Bagi nativisme, lingkungan sekitar tidak ada artinya sebab lingkungan tidak akan berdaya dalam mempengaruhi kepribadian seseorang. Penganut pandangan ini menyatakan bahwa kalu anak mempunyai pembawaan kepribadiaan jahat, dia akan menjadi jahat, sebaliknya kalau anak mempunyai pembawaan kepribadian baik, dia menjadi orang yang baik. Kepribadian buruk dan baik ini tidak dapat dirubah oleh kekuatan lingkungan.

Berkenaan dengan inti ajaran aliran nativisme, dapat dipahami bahwa aliran ini bersifat passimisme, karena para penganutnya menunjukkan sifat pesimistis terhadap kemampuan manusia dalam mengembangkan kepribadiannya yang dibawa sejak lahir. Dengan kata lain, kepribadian anak seluruhnya ditentukan oleh hukum-hukum pewarisan.

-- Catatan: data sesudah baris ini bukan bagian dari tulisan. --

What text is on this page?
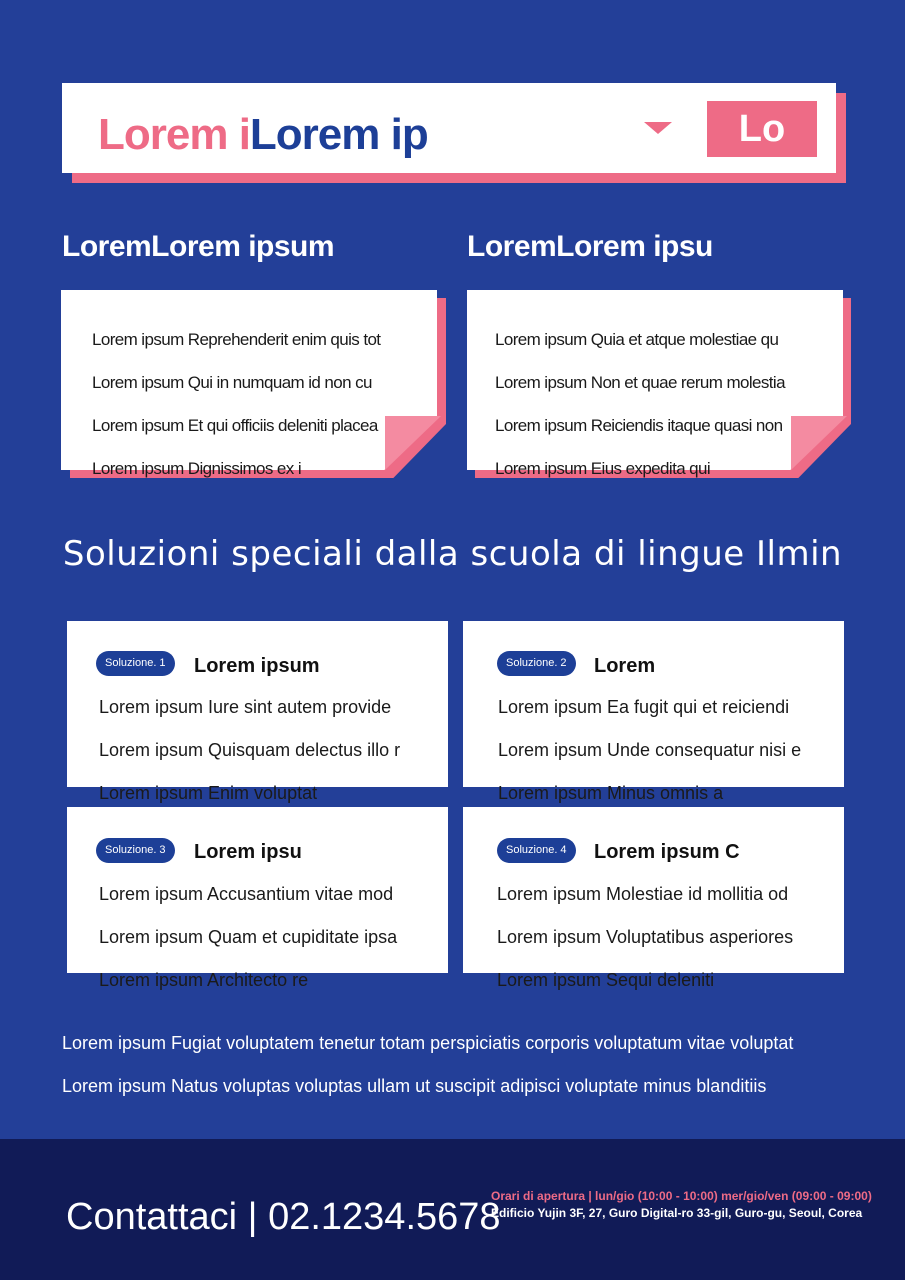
Lorem iLorem ip	Lo
LoremLorem ipsum
Lorem ipsum Reprehenderit enim quis tot
Lorem ipsum Qui in numquam id non cu
Lorem ipsum Et qui officiis deleniti placea
Lorem ipsum Dignissimos ex i
LoremLorem ipsu
Lorem ipsum Quia et atque molestiae qu
Lorem ipsum Non et quae rerum molestia
Lorem ipsum Reiciendis itaque quasi non
Lorem ipsum Eius expedita qui
Soluzioni speciali dalla scuola di lingue Ilmin
Soluzione. 1	Lorem ipsum
Lorem ipsum Iure sint autem provide
Lorem ipsum Quisquam delectus illo r
Lorem ipsum Enim voluptat
Soluzione. 2	Lorem
Lorem ipsum Ea fugit qui et reiciendi
Lorem ipsum Unde consequatur nisi e
Lorem ipsum Minus omnis a
Soluzione. 3	Lorem ipsu
Lorem ipsum Accusantium vitae mod
Lorem ipsum Quam et cupiditate ipsa
Lorem ipsum Architecto re
Soluzione. 4	Lorem ipsum C
Lorem ipsum Molestiae id mollitia od
Lorem ipsum Voluptatibus asperiores
Lorem ipsum Sequi deleniti
Lorem ipsum Fugiat voluptatem tenetur totam perspiciatis corporis voluptatum vitae voluptat
Lorem ipsum Natus voluptas voluptas ullam ut suscipit adipisci voluptate minus blanditiis
Contattaci | 02.1234.5678
Orari di apertura | lun/gio (10:00 - 10:00) mer/gio/ven (09:00 - 09:00)
Edificio Yujin 3F, 27, Guro Digital-ro 33-gil, Guro-gu, Seoul, Corea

Tokoh utama (pelopor) aliran nativisme adalah Arthur Schopenhaur (Jerman 1788-1860). Tokoh yang lain seperti J.J. Rousseau seorang ahli filsafat dan pendidikan dari Perancis. Kedua tokoh ini berpendapat betapa pentingnya “inti” privasi atau jati diri kepribadian manusia.[19] Dengan begitu aliran ini hampir mirip dengan keyakinan agama budaya yang menyatakan bahwa arwah serta pembawaan nenek moyang dapat kembali pada garis keturunannya (reinkarnasi). Arwah yanng baik mereinkarnasi pada keturunannya untuk memberikan petunjuk pada manusia yang hidup.

Berdasarkan uraian di atas, maka aliran nativisme pada dasarnya terlepas dari konsep fitrah karena melepaskan diri dari ikatan agama yang transedental. Manusia menurut aliran ini seakan-akan mentuhankan orantua dan nenekmoyang, sebab dialah sumber utama pewarisan kepribadian.

2. Empirisme
Aliran empirisme, bertentangan dengan paham aliran nativisme. Empirisme (empiri artinya, pengalaman), dan disebut juga aliran environmentalisme, yaitu suatu aliran yang menitikberatkan pandangan-nya pada peranan lingkungan sebagai penyebab timbulnya kepribadian.[20] Aliran ini tidak mengakui adanya pembawaan atau potensi kepribadian yang di bawah manusia sejak kelahirannya. Dengan kata lain bahwa anak manusia itu lahir dalam keadaan suci dalam pengertian anak bersih tidak membawa apa-apa. Karena itu, aliran ini berpandangan bahwa kepribadian seseorang besar pengaruhnya pada faktor lingkungan.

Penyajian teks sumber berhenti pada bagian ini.